ONCE a princely game reserve, the Niyamgiri hills (pictured) in Orissa, one of India’s poorest states, are now known for a richer quarry: bauxite, from which aluminium is made. On August 8th, after a 22-month delay, India’s Supreme Court gave the Indian arm of Vedanta Resources, a metals and minerals giant, permission to mine the ore, which will feed the firm’s alumina refinery nearby. The decision was condemned by international campaigning groups which say the project will rob tribal people of their way of life. As Vedanta has found, these groups can mine a controversy with the same determination as the firm can mine a hilltop.
Vedanta has its roots in India, where its founder was born and raised and where most of its operations remain. But it has turned itself into a global company, listed on the London Stock Exchange, with a spot in the FTSE 100 index. Its new reach allows it to tap investors in one part of the world and mineral deposits in another. But it also exposes it to critics from Orissa to Oslo.

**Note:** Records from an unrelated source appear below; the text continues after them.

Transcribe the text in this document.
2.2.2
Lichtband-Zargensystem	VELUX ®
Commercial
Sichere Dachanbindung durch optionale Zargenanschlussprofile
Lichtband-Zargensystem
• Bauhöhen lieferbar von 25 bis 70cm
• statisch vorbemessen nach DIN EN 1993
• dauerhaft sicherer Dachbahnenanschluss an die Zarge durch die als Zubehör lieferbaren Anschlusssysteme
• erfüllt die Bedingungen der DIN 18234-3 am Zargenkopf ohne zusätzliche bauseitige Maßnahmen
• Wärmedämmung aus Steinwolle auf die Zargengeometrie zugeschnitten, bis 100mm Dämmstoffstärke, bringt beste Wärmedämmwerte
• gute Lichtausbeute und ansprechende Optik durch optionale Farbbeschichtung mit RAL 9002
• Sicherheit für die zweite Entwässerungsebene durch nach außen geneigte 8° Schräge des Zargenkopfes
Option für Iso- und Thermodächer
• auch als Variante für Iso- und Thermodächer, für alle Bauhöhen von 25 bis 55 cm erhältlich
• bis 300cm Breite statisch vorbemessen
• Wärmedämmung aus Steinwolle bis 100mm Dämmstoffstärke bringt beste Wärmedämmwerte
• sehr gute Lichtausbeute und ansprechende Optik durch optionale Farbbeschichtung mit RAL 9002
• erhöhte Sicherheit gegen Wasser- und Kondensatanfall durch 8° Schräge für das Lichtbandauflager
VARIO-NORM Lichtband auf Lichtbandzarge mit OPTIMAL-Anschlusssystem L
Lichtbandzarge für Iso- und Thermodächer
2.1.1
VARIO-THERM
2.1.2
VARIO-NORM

Even as the company prevails in the trench warfare of India’s courts, it is faring less well in the asymmetric battle for public approval. Its Niyamgiri venture has attracted intrepid journalists and passionate photographers, such as Jason Taylor and Sanjit Das, who mounted an exhibition of tribal portraits in Delhi in July. Critics have also travelled in the other direction: angry villagers from Orissa were flown to Vedanta’s annual general meeting (AGM) in London on July 31st.

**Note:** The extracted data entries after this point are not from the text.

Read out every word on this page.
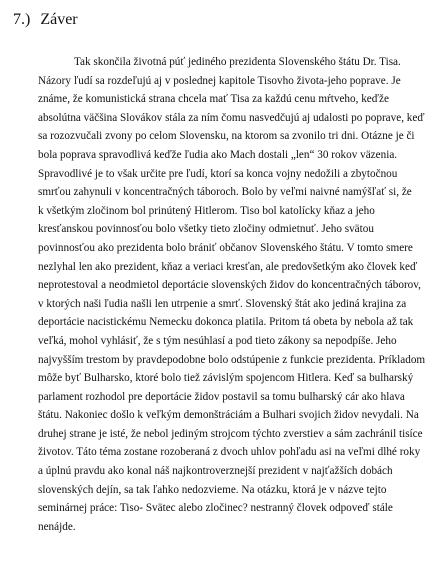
7.) Záver
Tak skončila životná púť jediného prezidenta Slovenského štátu Dr. Tisa.
Názory ľudí sa rozdeľujú aj v poslednej kapitole Tisovho života-jeho popravе. Je
známe, že komunistická strana chcela mať Tisa za každú cenu mŕtveho, keďže
absolútna väčšina Slovákov stála za ním čomu nasvedčujú aj udalosti po poprave, keď
sa rozozvučali zvony po celom Slovensku, na ktorom sa zvonilo tri dni. Otázne je či
bola poprava spravodlivá keďže ľudia ako Mach dostali „len“ 30 rokov väzenia.
Spravodlivé je to však určite pre ľudí, ktorí sa konca vojny nedožili a zbytočnou
smrťou zahynuli v koncentračných táboroch. Bolo by veľmi naivné namýšľať si, že
k všetkým zločinom bol prinútený Hitlerom. Tiso bol katolícky kňaz a jeho
kresťanskou povinnosťou bolo všetky tieto zločiny odmietnuť. Jeho svätou
povinnosťou ako prezidenta bolo brániť občanov Slovenského štátu. V tomto smere
nezlyhal len ako prezident, kňaz a veriaci kresťan, ale predovšetkým ako človek keď
neprotestoval a neodmietol deportácie slovenských židov do koncentračných táborov,
v ktorých naši ľudia našli len utrpenie a smrť. Slovenský štát ako jediná krajina za
deportácie nacistickému Nemecku dokonca platila. Pritom tá obeta by nebola až tak
veľká, mohol vyhlásiť, že s tým nesúhlasí a pod tieto zákony sa nepodpíše. Jeho
najvyšším trestom by pravdepodobne bolo odstúpenie z funkcie prezidenta. Príkladom
môže byť Bulharsko, ktoré bolo tiež závislým spojencom Hitlera. Keď sa bulharský
parlament rozhodol pre deportácie židov postavil sa tomu bulharský cár ako hlava
štátu. Nakoniec došlo k veľkým demonštráciám a Bulhari svojich židov nevydali. Na
druhej strane je isté, že nebol jediným strojcom týchto zverstiev a sám zachránil tisíce
životov. Táto téma zostane rozoberaná z dvoch uhlov pohľadu asi na veľmi dlhé roky
a úplnú pravdu ako konal náš najkontroverznejší prezident v najťažších dobách
slovenských dejín, sa tak ľahko nedozvieme. Na otázku, ktorá je v názve tejto
seminárnej práce: Tiso- Svätec alebo zločinec? nestranný človek odpoveď stále
nenájde.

Vedanta’s response has been muted. It answers queries about the project, but it has not met every accusation with a rebuttal or riposte. This is perhaps because companies from the developing world find it harder to take foreign critics seriously. Why should they listen to outsiders, who live thousands of miles from the places they talk about? C.V. Krishnan of Vedanta says the firm would rather concentrate on winning the support of people near the site.
The company has also preferred to leave the matter to the courts, promising to abide by their decisions. But the courts are not deaf to the campaign. Last year, for example, Norway’s sovereign-wealth fund sold its Vedanta shares (worth $13m at the end of 2006), after its ethics council raised qualms about the company. Those misgivings were then cited by India’s Supreme Court when it refused to approve Vedanta’s venture in November.

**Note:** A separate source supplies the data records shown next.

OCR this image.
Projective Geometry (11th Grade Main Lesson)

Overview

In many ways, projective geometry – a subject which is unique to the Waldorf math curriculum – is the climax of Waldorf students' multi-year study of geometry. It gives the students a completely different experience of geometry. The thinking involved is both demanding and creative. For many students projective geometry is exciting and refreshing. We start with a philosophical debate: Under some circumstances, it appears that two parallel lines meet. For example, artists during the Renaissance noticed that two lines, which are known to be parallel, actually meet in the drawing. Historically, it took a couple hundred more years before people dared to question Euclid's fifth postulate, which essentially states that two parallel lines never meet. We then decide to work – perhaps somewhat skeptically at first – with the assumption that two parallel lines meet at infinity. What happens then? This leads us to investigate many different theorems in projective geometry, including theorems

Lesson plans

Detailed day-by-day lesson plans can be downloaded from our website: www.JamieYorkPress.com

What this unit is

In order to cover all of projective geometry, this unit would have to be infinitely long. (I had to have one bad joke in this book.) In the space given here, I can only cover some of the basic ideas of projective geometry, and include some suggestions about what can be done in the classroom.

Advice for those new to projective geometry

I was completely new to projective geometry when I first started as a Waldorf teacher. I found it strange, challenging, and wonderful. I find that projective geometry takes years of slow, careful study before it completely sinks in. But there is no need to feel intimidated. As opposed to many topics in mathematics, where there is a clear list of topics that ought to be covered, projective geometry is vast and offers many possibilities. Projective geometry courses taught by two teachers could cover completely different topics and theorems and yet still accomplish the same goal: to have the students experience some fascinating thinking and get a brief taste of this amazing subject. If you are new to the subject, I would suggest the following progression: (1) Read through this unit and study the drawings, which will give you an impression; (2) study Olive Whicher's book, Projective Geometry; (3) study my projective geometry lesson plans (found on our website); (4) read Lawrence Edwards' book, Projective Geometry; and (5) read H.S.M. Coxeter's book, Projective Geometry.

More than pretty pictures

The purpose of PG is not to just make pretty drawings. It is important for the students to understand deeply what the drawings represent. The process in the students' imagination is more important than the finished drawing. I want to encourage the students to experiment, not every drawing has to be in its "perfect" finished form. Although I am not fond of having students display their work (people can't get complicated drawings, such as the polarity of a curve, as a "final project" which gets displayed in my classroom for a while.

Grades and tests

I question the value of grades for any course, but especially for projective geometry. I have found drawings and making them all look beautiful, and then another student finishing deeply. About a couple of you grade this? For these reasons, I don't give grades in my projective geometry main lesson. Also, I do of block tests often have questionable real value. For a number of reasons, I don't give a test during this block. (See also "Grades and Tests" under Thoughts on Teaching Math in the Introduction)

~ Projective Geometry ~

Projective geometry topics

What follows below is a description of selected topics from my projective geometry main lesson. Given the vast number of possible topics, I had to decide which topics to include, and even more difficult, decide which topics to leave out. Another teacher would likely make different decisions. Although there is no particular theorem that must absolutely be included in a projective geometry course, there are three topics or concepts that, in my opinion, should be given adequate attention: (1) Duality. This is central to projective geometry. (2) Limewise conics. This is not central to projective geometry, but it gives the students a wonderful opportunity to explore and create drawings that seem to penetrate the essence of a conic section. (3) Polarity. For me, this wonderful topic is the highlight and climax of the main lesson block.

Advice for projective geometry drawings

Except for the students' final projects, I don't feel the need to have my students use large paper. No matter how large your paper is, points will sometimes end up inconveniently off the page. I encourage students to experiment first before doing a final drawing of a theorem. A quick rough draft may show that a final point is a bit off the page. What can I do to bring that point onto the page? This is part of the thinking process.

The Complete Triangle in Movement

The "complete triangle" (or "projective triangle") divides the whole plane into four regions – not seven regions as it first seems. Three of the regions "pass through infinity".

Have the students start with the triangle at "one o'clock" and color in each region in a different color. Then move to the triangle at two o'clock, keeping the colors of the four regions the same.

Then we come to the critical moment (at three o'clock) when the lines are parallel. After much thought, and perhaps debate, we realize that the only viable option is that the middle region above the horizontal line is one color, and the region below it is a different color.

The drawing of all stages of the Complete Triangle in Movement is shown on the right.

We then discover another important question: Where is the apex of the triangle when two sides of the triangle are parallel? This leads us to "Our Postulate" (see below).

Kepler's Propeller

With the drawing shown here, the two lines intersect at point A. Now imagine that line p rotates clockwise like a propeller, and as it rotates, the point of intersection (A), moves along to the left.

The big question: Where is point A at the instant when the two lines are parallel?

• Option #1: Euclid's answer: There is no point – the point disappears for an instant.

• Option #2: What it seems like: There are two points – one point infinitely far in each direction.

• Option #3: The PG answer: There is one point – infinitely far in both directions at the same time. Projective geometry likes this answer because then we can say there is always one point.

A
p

In the past Western resource giants mounted similarly “legalistic” responses to controversies, says Daniel Litvin, a former correspondent for The Economist who now runs Critical Resource, a consultancy which advises energy and mining firms on their social and environmental policies. But they now aim to appease their critics, instead of ignoring or attacking them. Firms try to pre-empt critics’ concerns, by talking to them as early as possible, long before the first tree is felled or the first villager displaced. And they go out of their way to demonstrate their sensitivity to the social and environmental upheaval big mines inevitably bring. Such an approach can forestall the fiercest criticisms, Mr Litvin argues. For example, Rio Tinto’s ilmenite mine in Madagascar has proven less controversial than expected.
In India the Supreme Court eventually cleared Vedanta’s project on the condition that it join a special-purpose vehicle with the state government and the state-owned Orissa Mining Corporation. This joint venture will spend 100m rupees ($2.4m) a year, or 5% of its operating profits (whichever is greater), on fighting poverty in the area, and further sums on protecting wildlife and tribal people. Mr Krishnan calls this a “beautiful idea”. Perhaps the company should have thought of it first.
It should be some consolation to campaigners that nothing Vedanta now does in Orissa will escape notice. Of greater concern are the smaller, more obscure firms which have no reputation to protect. The developing world’s global giants now endure global scrutiny. But not every polluter has upstanding Norwegians investing in it, or holds its AGM in London.